Clearly, the PPACA interferes with each person’s right to “care for one’s health and to seek out a physician of one’s own choice” as each individual sees fit. Notice also that Justice Douglas was not just concerned about privacy outside of the physician-patient arena (such as when insurance companies receive private medical information), he was concerned that the government not be allowed to impose additional physician-patient relationships on a person. In other words, even forcing a person to divulge private medical information to a doctor not of her own choosing was deemed untenable by Justice Douglas – to force a person to divulge private medical information to an insurance corporation certainly is even more untenable from a constitutional standpoint.
Medical treatment providers gather together the most private details of our lives, details that could be devastating to a patient’s personal, social, and professional life if revealed to third parties. The government contends that we can trust insurance companies because those corporations must abide by HIPPA. Indeed, an individual who believes that the Privacy Rule is not being upheld can go through the complex process of filing a complaint with the Department of Health and Human Services Office for Civil Rights (OCR). However, according to the Wall Street Journal, the OCR has a long backlog and ignores most complaints. “Complaints of privacy violations have been piling up at the Department of Health and Human Services. Between April 2003 and Nov. 30, the agency fielded 23,896 complaints related to medical-privacy rules, but it has not yet taken any enforcement actions against hospitals, doctors, insurers or anyone else for rule violations.” Theo Francis Spread of records stirs fears of privacy erosion, Wall Street Journal, December 28, 2006. Doesn’t exactly instill a great deal of confidence in the privacy of your medical information, does it?

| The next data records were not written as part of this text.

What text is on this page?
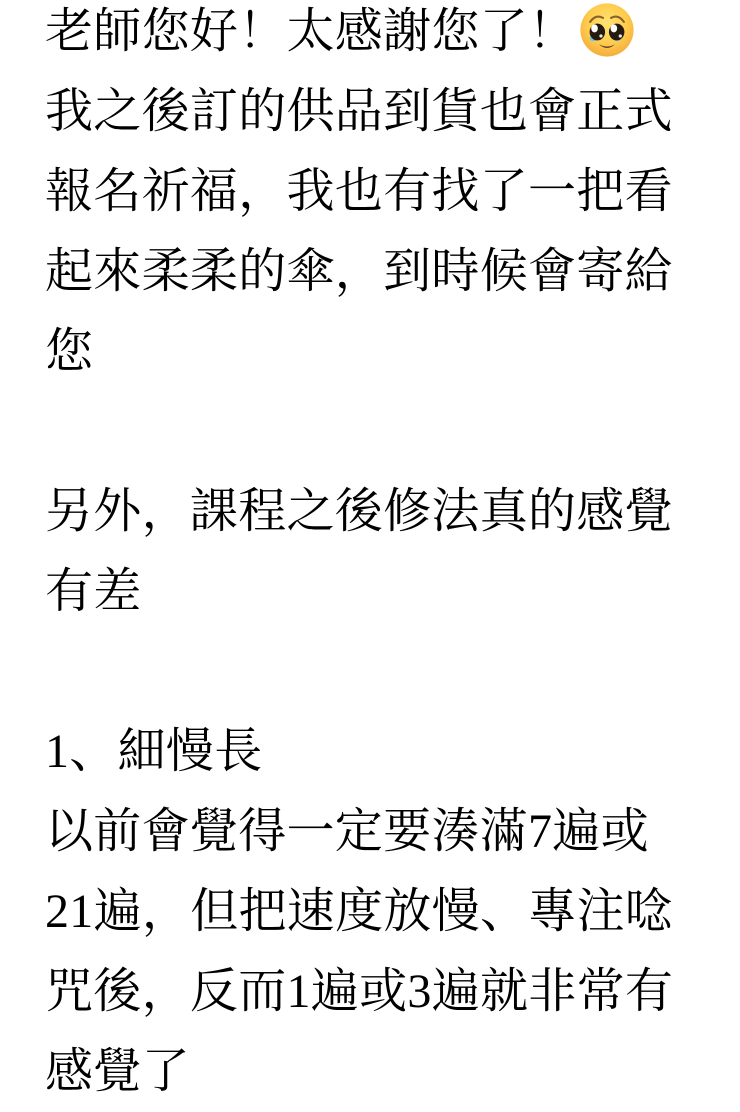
老師您好！太感謝您了！
我之後訂的供品到貨也會正式
報名祈福，我也有找了一把看
起來柔柔的傘，到時候會寄給
您
另外，課程之後修法真的感覺
有差
1、細慢長
以前會覺得一定要湊滿7遍或
21遍，但把速度放慢、專注唸
咒後，反而1遍或3遍就非常有
感覺了
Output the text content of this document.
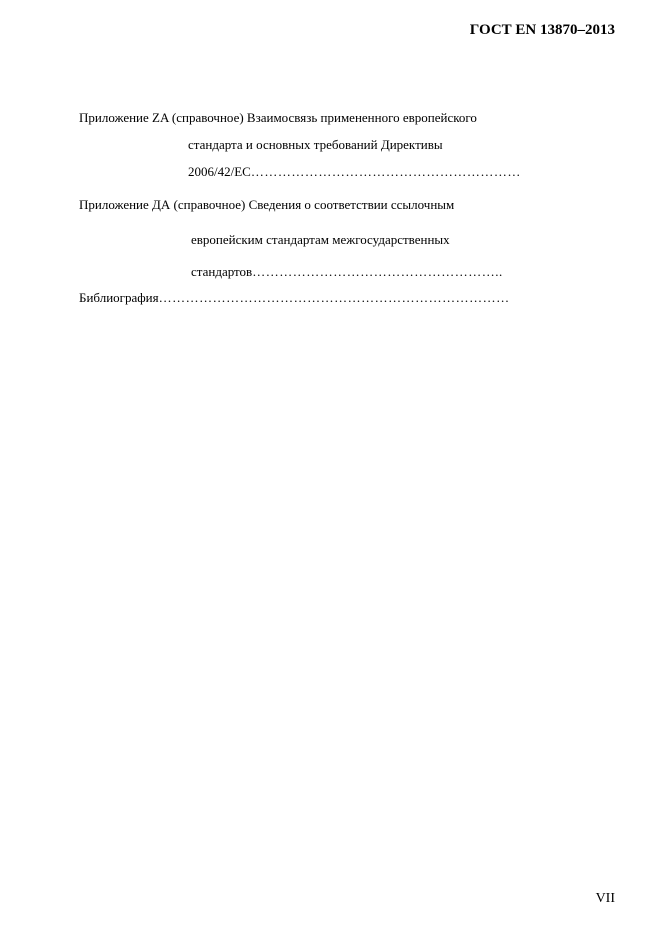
ГОСТ EN 13870–2013
Приложение ZA (справочное) Взаимосвязь примененного европейского
стандарта и основных требований Директивы
2006/42/EC……………………………………………………
Приложение ДА (справочное) Сведения о соответствии ссылочным
европейским стандартам межгосударственных
стандартов………………………………………………..
Библиография……………………………………………………………………
VII
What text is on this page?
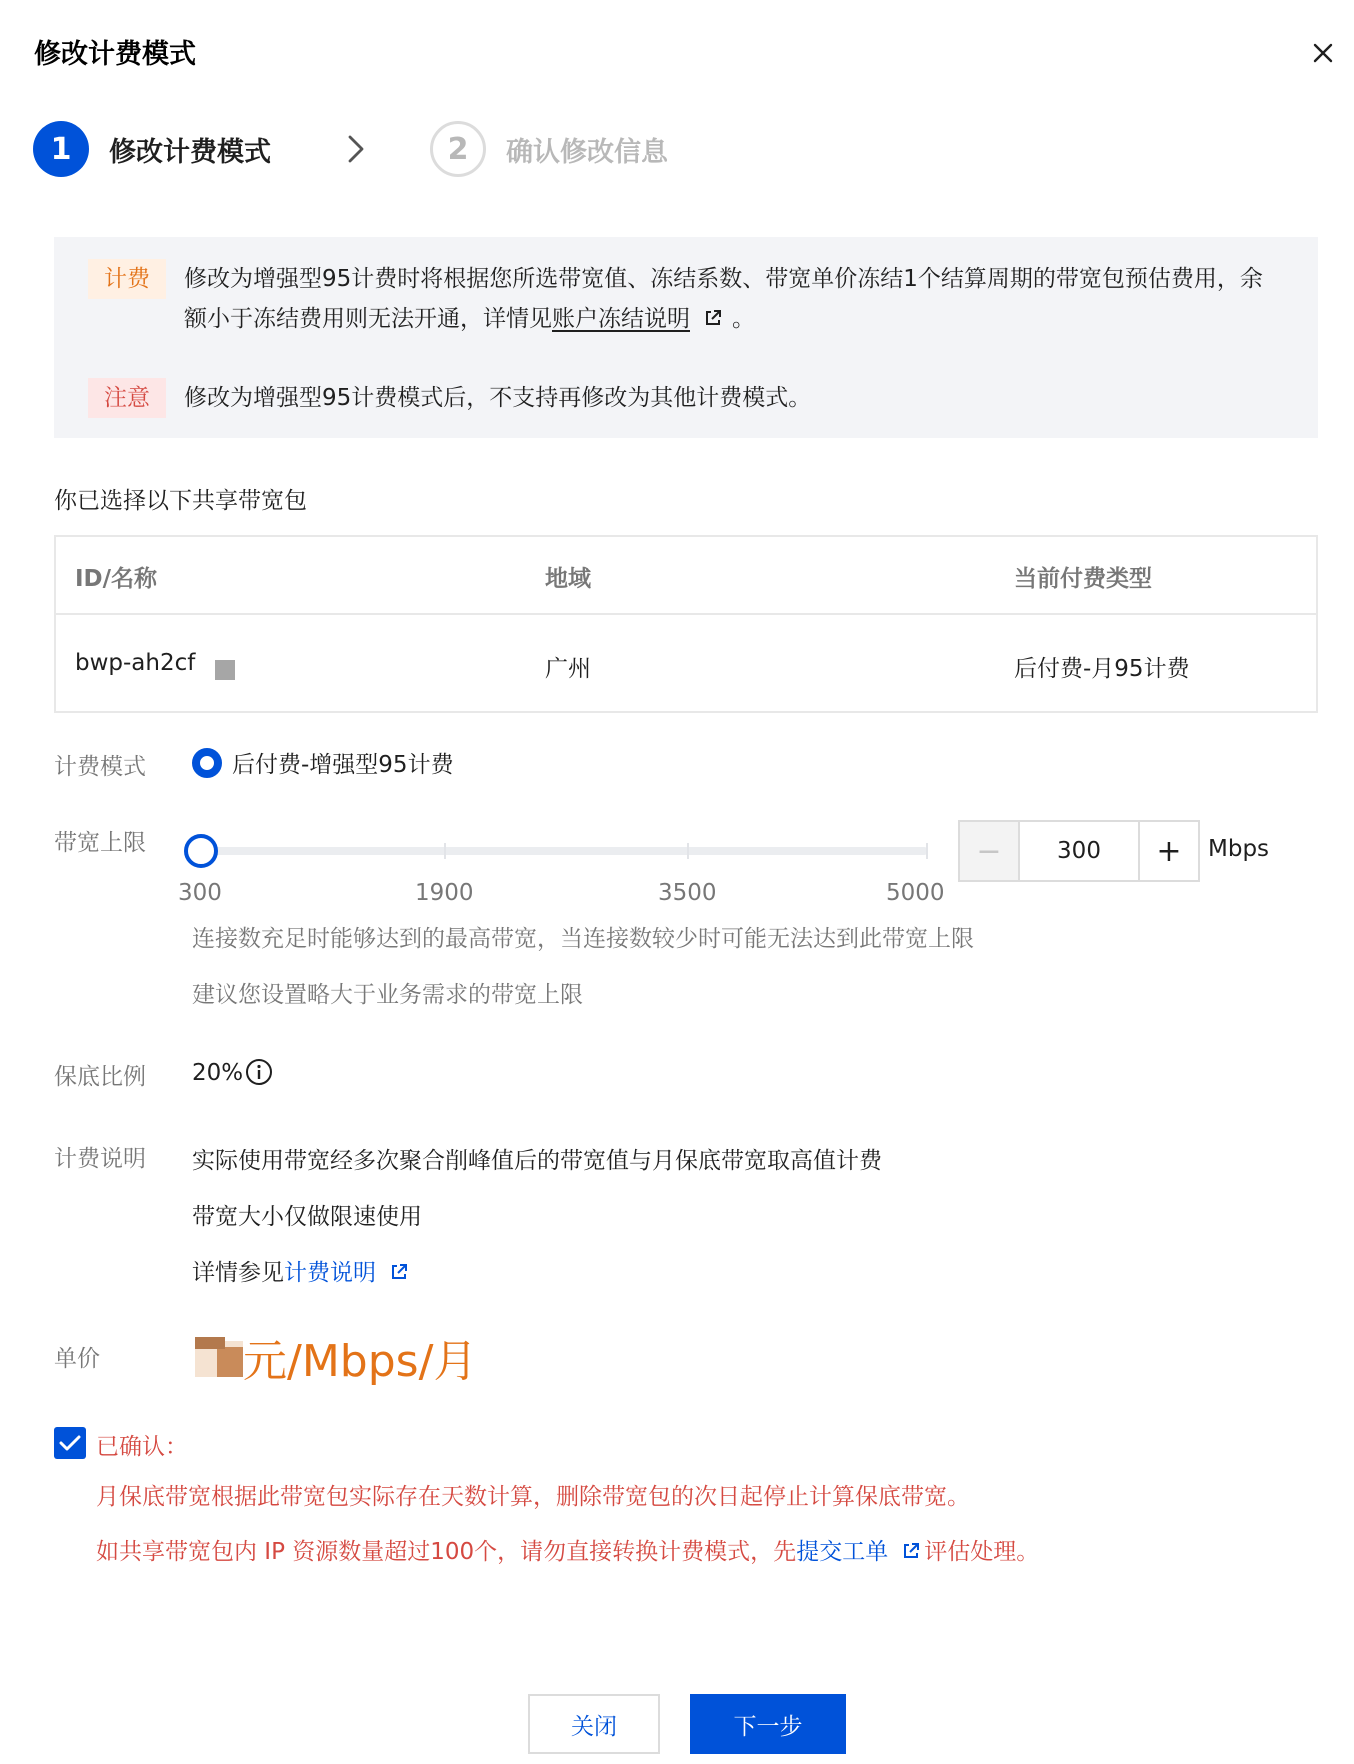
修改计费模式
1	修改计费模式	2	确认修改信息
计费	修改为增强型95计费时将根据您所选带宽值、冻结系数、带宽单价冻结1个结算周期的带宽包预估费用，余额小于冻结费用则无法开通，详情见账户冻结说明 。
注意	修改为增强型95计费模式后，不支持再修改为其他计费模式。
你已选择以下共享带宽包
ID/名称	地域	当前付费类型
bwp-ah2cf	广州	后付费-月95计费
计费模式	后付费-增强型95计费
带宽上限
300	1900	3500	5000
−
300	+	Mbps
连接数充足时能够达到的最高带宽，当连接数较少时可能无法达到此带宽上限
建议您设置略大于业务需求的带宽上限
保底比例 20%
计费说明 实际使用带宽经多次聚合削峰值后的带宽值与月保底带宽取高值计费
带宽大小仅做限速使用
详情参见计费说明
单价	元/Mbps/月
已确认：
月保底带宽根据此带宽包实际存在天数计算，删除带宽包的次日起停止计算保底带宽。
如共享带宽包内 IP 资源数量超过100个，请勿直接转换计费模式，先提交工单 评估处理。
关闭	下一步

The beauty of using Griswold, Roe and their progeny is that the courts will have to either agree that they encompass a broad right to medical privacy, or they will have to weaken the holdings upon which the “right” to an abortion is founded. Ruling for us does not strengthen Roe, but ruling against us will weaken it.
The petitioners in our case do not want to be forced into purchasing health insurance, or forced into divulging (on a continuous basis) the most intimate, private details of their lives. Congress has seriously overstepped its bounds in dictating to us that we must do these things. We are certainly looking forward to hearing what the federal court for the Southern District of Mississippi has to say about this unprecedented — and blatantly unconstitutional — power grab by Congress.